Franz-Josef Selig hat sich international als einer der renommiertesten Interpreten großer Basspartien etabliert. Regelmäßig ist er in den Rollen des Gurnemanz, König Marke, Sarastro, Rocco, Osmin, Daland, Fiesco und Fasolt an allen großen Opernhäusern der Welt (u. a. Bayerische Staatsoper, Wiener Staatsoper, Mailänder Scala, Teatro Real Madrid, die Pariser Opernhäuser bis zur Metropolitan Opera New York) und bei renommierten Festivals wie den Bayreuther, Baden Badener und Salzburger Festspielen sowie dem Festival d‘Aix-en-Provence zu Gast. Dabei sind namhafte Orchester und Dirigenten seine Partner, darunter Sir Colin Davis, James Levine, Christian Thielemann, Sir Simon Rattle, Marek Janowski, Semyon Bychkov, Riccardo Muti, Yannick Nezét-Séguin, Antonio Pappano, Philippe Jordan, Daniel Harding, Zubin Mehta und viele andere.

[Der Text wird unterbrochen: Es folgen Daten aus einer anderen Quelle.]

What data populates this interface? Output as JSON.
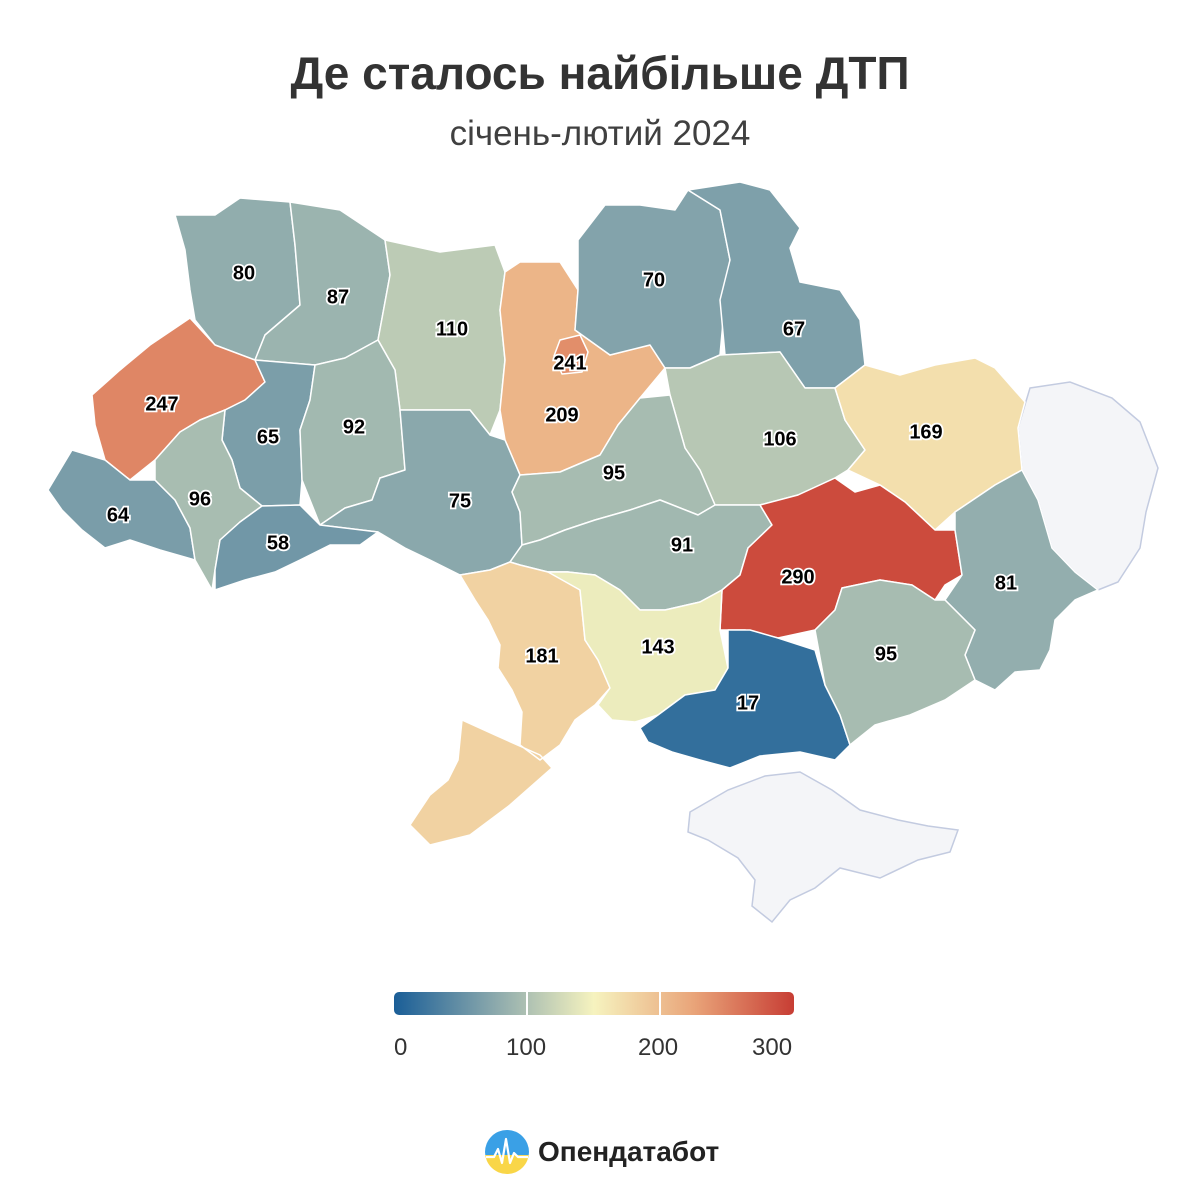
{
  "title": "Де сталось найбільше ДТП",
  "subtitle": "січень-лютий 2024",
  "chart_data": {
    "type": "choropleth",
    "regions": [
      {
        "value": 80
      },
      {
        "value": 87
      },
      {
        "value": 110
      },
      {
        "value": 241
      },
      {
        "value": 70
      },
      {
        "value": 67
      },
      {
        "value": 247
      },
      {
        "value": 65
      },
      {
        "value": 92
      },
      {
        "value": 209
      },
      {
        "value": 106
      },
      {
        "value": 169
      },
      {
        "value": 64
      },
      {
        "value": 96
      },
      {
        "value": 75
      },
      {
        "value": 95
      },
      {
        "value": 58
      },
      {
        "value": 91
      },
      {
        "value": 290
      },
      {
        "value": 81
      },
      {
        "value": 181
      },
      {
        "value": 143
      },
      {
        "value": 17
      },
      {
        "value": 95
      }
    ],
    "no_data_color": "#f4f5f8",
    "color_scale": {
      "min": 0,
      "max": 300,
      "stops": [
        "#1a5e97",
        "#8aa8ac",
        "#f6f3bf",
        "#e9a479",
        "#c73d34"
      ]
    }
  },
  "legend": {
    "ticks": [
      "0",
      "100",
      "200",
      "300"
    ]
  },
  "brand": {
    "name": "Опендатабот",
    "colors": {
      "blue": "#3aa0e6",
      "yellow": "#f9d648"
    }
  }
}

Der Bassist schloss zunächst an der Staatlichen Hochschule für Musik in Köln das Studium der Kirchenmusik ab, bevor er in die Hochschulklasse Gesang von Claudio Nicolai wechselte. Anfangs gehörte er sechs Jahre als Ensemblemitglied dem Essener Aalto-Theater an. Seither ist Franz-Josef Selig als freischaffender Sänger tätig.

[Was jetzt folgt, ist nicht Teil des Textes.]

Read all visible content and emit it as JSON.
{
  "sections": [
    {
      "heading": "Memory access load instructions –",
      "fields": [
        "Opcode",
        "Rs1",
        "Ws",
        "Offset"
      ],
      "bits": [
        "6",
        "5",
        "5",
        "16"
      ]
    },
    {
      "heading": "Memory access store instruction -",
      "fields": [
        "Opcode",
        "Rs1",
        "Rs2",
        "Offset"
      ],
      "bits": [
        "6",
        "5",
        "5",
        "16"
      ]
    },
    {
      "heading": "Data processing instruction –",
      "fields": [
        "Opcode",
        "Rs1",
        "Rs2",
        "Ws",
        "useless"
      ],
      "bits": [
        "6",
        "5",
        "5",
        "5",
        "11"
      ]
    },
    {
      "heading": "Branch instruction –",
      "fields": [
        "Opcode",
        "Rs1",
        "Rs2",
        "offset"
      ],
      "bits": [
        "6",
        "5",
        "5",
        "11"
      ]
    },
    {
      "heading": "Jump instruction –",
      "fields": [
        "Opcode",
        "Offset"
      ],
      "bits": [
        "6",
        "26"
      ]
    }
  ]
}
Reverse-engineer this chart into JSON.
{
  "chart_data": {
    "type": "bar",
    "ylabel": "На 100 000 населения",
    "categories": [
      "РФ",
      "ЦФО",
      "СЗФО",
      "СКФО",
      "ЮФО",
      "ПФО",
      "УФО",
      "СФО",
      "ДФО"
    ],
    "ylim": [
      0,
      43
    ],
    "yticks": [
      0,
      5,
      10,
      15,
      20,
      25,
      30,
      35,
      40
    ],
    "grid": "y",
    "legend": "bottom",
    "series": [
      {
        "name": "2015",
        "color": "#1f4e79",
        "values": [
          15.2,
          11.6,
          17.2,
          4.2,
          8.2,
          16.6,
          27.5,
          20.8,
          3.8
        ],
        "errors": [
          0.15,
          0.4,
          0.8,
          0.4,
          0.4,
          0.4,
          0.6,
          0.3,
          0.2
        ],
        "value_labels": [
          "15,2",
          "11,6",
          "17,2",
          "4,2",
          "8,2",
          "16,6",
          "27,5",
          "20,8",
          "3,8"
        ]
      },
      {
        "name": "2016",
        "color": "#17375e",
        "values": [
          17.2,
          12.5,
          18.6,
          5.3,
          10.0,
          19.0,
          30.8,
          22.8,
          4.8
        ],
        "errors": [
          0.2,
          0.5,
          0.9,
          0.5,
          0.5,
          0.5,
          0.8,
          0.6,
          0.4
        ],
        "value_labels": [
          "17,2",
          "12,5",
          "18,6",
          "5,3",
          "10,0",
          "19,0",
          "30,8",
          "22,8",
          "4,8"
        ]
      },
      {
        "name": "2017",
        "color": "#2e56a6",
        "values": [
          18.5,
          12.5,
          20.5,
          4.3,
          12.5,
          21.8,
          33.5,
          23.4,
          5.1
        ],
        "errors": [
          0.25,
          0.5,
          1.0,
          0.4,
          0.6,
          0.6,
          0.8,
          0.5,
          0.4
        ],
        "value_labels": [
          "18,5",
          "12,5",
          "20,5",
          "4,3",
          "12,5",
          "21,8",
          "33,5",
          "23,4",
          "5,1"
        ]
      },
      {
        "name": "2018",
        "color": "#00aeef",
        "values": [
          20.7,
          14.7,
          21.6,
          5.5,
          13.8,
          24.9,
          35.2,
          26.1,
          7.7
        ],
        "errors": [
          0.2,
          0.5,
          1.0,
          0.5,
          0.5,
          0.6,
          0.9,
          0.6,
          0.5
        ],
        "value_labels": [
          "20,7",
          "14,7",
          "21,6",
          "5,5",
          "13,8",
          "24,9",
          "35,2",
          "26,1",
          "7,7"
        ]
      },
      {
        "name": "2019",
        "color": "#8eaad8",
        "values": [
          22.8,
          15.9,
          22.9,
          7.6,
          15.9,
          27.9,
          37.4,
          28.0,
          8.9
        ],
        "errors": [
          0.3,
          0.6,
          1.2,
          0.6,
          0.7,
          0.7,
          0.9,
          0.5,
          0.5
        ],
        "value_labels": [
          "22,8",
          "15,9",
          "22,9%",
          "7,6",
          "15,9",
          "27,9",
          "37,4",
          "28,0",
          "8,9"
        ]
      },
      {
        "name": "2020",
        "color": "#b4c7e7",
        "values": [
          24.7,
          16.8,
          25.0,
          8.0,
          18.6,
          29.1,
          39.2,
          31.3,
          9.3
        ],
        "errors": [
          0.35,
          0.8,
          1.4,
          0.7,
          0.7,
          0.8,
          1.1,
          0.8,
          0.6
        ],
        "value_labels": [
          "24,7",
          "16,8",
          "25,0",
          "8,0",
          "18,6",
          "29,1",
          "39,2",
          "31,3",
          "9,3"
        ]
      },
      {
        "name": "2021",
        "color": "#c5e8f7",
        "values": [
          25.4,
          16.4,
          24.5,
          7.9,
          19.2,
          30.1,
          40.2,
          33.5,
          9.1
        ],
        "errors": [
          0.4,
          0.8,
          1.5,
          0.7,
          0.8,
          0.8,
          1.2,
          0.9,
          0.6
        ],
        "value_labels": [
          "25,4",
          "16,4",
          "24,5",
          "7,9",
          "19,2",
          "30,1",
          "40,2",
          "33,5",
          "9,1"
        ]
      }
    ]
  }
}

In der Spielzeit 2018/19 ist Franz-Josef Selig unter anderem als Seneca in Monteverdis L’incoronazione di Poppea in der Staatsoper unter den Linden in Berlin zu erleben. Desweiteren verkörpert er den Marchese von Calatrava und Padre Guardianoin in einer Neuinszenierung von La forza del destino an der Oper Frankfurt sowie den König Marke (Wagner: Tristan und Isolde) in einer Neuinszenierung am Théâtre Royal de la Monnaie in Brüssel. Auf der Konzertbühne ist Franz-Josef Selig zu Gast beim Bayerischen Rundfunk in München mit Mendelssohns Paulus unter Masaaki Suzuki, beim Konzerthausorchester in Berlin mit Missa solemnis unter der Leitung von Gijs Leenaars, beim WDR Sinfonieorchester in Köln mit Mozarts Requiem, geleitet von Dima Slobodeniouk sowie Schumanns Faust Szenen in Utrecht unter Markus Stenz.